According to industry reports, there will be an 800% increase in enterprise data, and about 80% of it will be unstructured data.
Enterprise data is growing rapidly and propagating due to the advent of cloud technologies and cloud collaboration, thereby making it very challenging to secure. The smart strategy is to first identify the data in your enterprise that is valuable, thus must be secured with additional steps above and beyond your standard enterprise security posture. Essentially separating the vital few from the trivial many.
Data Classification is the critical step that helps you identify high value content in your enterprise by categorizing your data into an agreed set of categories that are specific and meaningful to your enterprise. Data Classification drives multiple use cases such as data labelling, sensitive data identification, automating protection, compliance, security, access-control, data retention etc. With much dependent on this critical step it is useful to know the state of the art today on Data Classification, and the uses and limitations of these approaches. The three main means to classify data are:
End User Based
End User Based
Enterprises rely on the end user to manually tag the document with the appropriate category and assign a sensitivity level of the document. When done right and at the time of document creation this is a very effective method because a person can apply their expert judgement and classify appropriately. For example, AIP (Azure Information Protector) has the capability to enable end users to classify documents as sensitive and can also limit access to them. This approach relies on a combination of end-user agents, centralized trigger rules and finally the end-user manually applying tags to documents and communications. End-user based classification has some limitations:
End users need to be trained on classification, which adds significant time and cost
End users may not be able to accurately identify the sensitivity level of the document, thereby increasing data risk
Gaps in labelling are easily introduced since end users may not remember to label/classify the document unless forced to do so through an auto-triggered rule. If an auto-triggered rule does not fire, then a sensitive document may go unclassified by the end-user
Data may be entered in free form fields, labels are not consistently applied and could lead to label proliferation.

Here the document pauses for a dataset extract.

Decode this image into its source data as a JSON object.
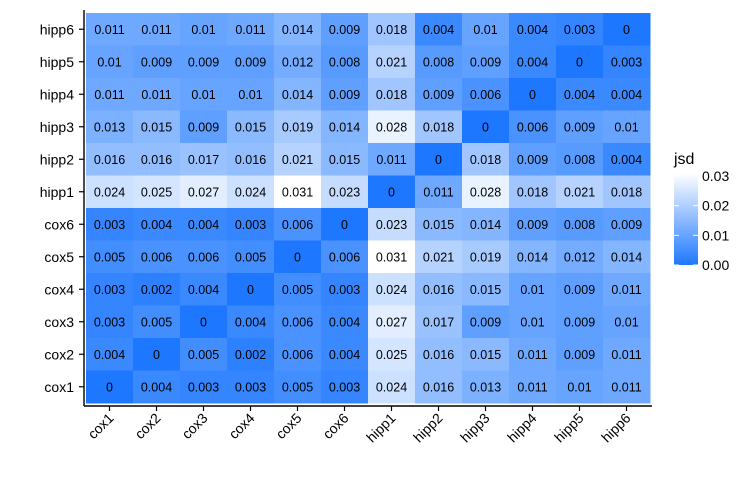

A centralized policy-based data classification technique entails central rules that are then used to classify documents without the need for end user input. DLP (Data Loss Prevention) and CASB (Cloud Access Security Brokers) products generally have some policy based classification in place. An example policy could be to “Mark all documents that have the code word Sedona as sensitive”. This approach can easily tag documents that are identified by rules, taking the human element out, but it also has some limitations:
Rules create false positives and false negatives. A false negative is when a sensitive document is identified as non-sensitive and not tagged appropriately. False negatives are especially problematic because they permit transmittal of sensitive documents without knowledge of the end-user
False positives, when documents are incorrectly tagged as sensitive, can cause significant time to be spent on corrective action by the end-user
Administrators cannot write complex rules. Many documents are such that it is not possible to write a rule, or a rule written for one purpose contradicts rules written for another purpose. Thus rules become unwieldy to manage
Synonymy (different words that mean the same thing) and polysemy (same word has different meaning based on the context) are common challenges and can trip up many a rule
Rules created for data classification require continuous maintenance and upkeep over time. Active business input is needed for maintenance and increases the cost and complexity of this endeavor.
Organizations also classify data by identifying document sensitivity using the associated meta-data. Some examples of meta-data information are (a) the file folder in which the document is stored, (b) the role of the person that creates or accesses a document (c ) the title level or organization the person belongs to etc. An example of meta-data driven classification is any document that a company executive has access to is marked as sensitive. Or marking any document that is stored in the “Revenue Forecasts” folder is automatically marked as sensitive. The limitations of this approach are:
A sweeping and broad approach leaves little room for nuance
It is possible to restrict access to legitimate content, thereby creating friction in the business
The quality of the meta-data itself may be suspect (e.g. user’s title, role etc.), which will reflect in the quality of classification.
Data Classification when done right can be a foundational element to meaningful data security. Security leaders must factor both the capabilities and the limitations of these approaches when assessing the business risk posed by their current data classification strategy and continually assess the quality of their Data Classification efforts.